Полоса аэродрома Алькала быстро приближалась, расстилаясь перед ним широким серо-жёлтым полотном.
— Держи, держи… Чуть ровнее, плавнее… — влез по внутренней связи Кузьмич, тоже наблюдая за полосой.
— Я твой труба шатал, Кузьмич! Не мешай! — автоматически ответил Лёха таким «помогателям».
Колёса ударились о сухую землю с коротким стуком, СБ слегка подпрыгнул, опустился на основные шасси и побежал, постепенно замедляясь. Наконец задний дутик коснулся травы аэродрома, и машина покатилась, покачиваясь на амортизаторах. Лёха плавно убрал газ и нажал тормоза.
— Ну вот и дома, охренеть! — выдохнул Кузьмич, открывая верхний люк, чтобы аккуратно зарулить на стоянку.
Лёха сидел, откинувшись, и даже не пытался что-то увидеть. Как и в любом СБ, нос самолёта был слишком высоко задран, и перед собой он видел только небо да часть приборной панели.
— Куда рулить-то?! — расслабленно спросил он, видя вылезшего и кому-то машущего руками Кузьмича.
— Левее… Ещё левее… Ровно держи, не петляй, а то командиру инфаркт устроишь! — изгалялся штурман, видимо, переваривая выработанный за полёт адреналин. Кузьмич высунулся из верхнего люка самолёта, предпочитая рулить стоя, чем через остекление носа.
Лёха счастливо улыбался и рулил, не обращая внимания на привычные шуточки Кузьмича.
Они медленно катились по аэродрому, тяжёлый бомбардировщик слегка покачивался на шасси, воздух был насыщен запахом перегретого масла и горячего металла.
— Ну что, Лёшенька, как там твои томатосы поживают? — вдруг ехидно поинтересовался в шлемофоне Кузьмич, обернувшись к Лёхе и с трудом скрывая усмешку.
— Какие томатосы?! — не понял Лёха, удивлённо глядя на него.
— Самые те! Готовься, щас тебе помидоросы-то поотрывают, на томатную пасту переведут! — уже в голос заржал Кузьмич и опять кому-то активно замахал руками.
Лёха ничего не ответил, но внутри у него как-то всё сжалось.

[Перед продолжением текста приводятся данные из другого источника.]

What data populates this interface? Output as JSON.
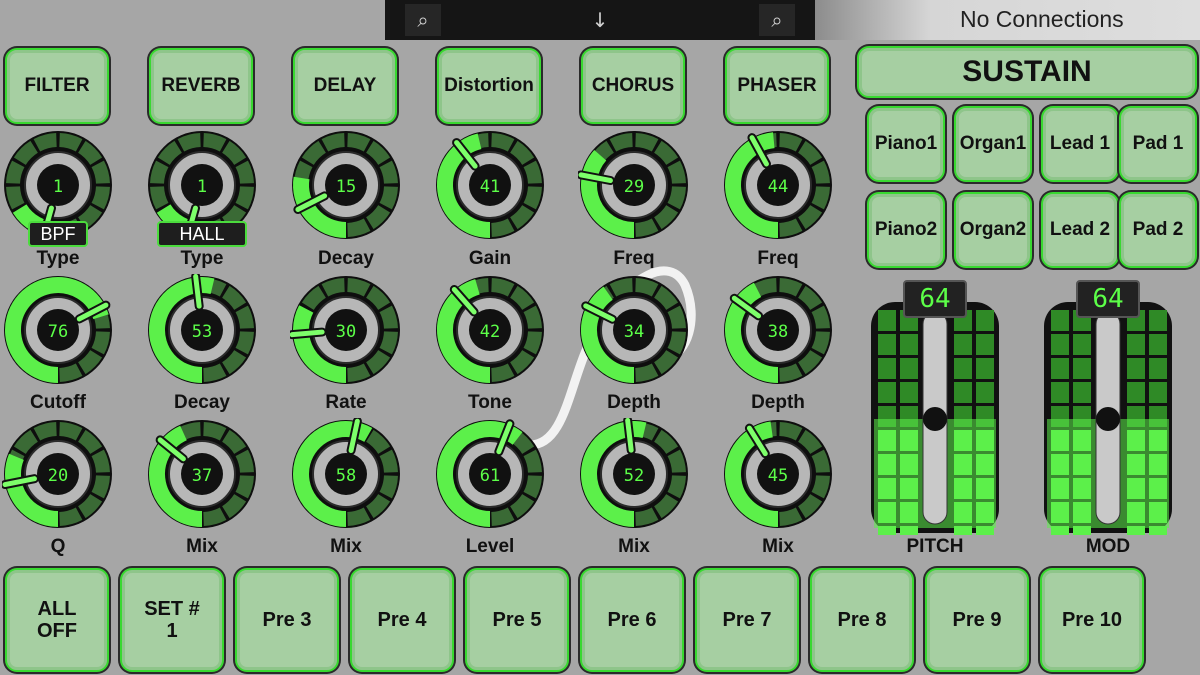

СБ зарулил на стоянку, Лёха выключил двигатели, и внезапно тишина накрыла всё пространство вокруг. Только что воздух был полон рёва моторов, а теперь остался лишь лёгкий треск остывающего металла.
Лёха, не торопясь, вылез из кабины, потянулся, размял затёкшие плечи, покрутил задницей влево-вправо… И тут взгляд его зацепился за подпрыгивающую фигурку у командного пункта. Он так и замер.
Яркое, огненно-рыжее пятно нетерпеливо приплясывало на месте, активно размахивая руками, чертя в воздухе фигуры, которые даже издалека казались подозрительно неприличными.
— Наденька! — радостно заорал командир экипажа и замахал руками в ответ.
Вот теперь Лёха точно понял, о чём говорил Кузьмич.
Душа радостно запела, но где-то внизу слегка дрогнуло… Помидоры сжались, вспомнив обо всех испанских принцессах, штопоре, погоне и прочих приключениях…
Он спрыгнул с крыла на землю, медленно двинулся ей навстречу, ощущая, как каждое движение тяжело даётся затёкшему телу.
— Лёша, командир, ты не спеши! — донёсся из-за спины
голос Кузьмича. — Лучше подумай, какие последние слова выбрать!— Может, сразу заявление напишешь, что был не виноват? — подхватил Алибабаевич.
Но Лёха их уже не слушал.
Он шёл, а потом побежал прямо к Наденьке, а она, не прекращая махать руками, помчалась к нему навстречу.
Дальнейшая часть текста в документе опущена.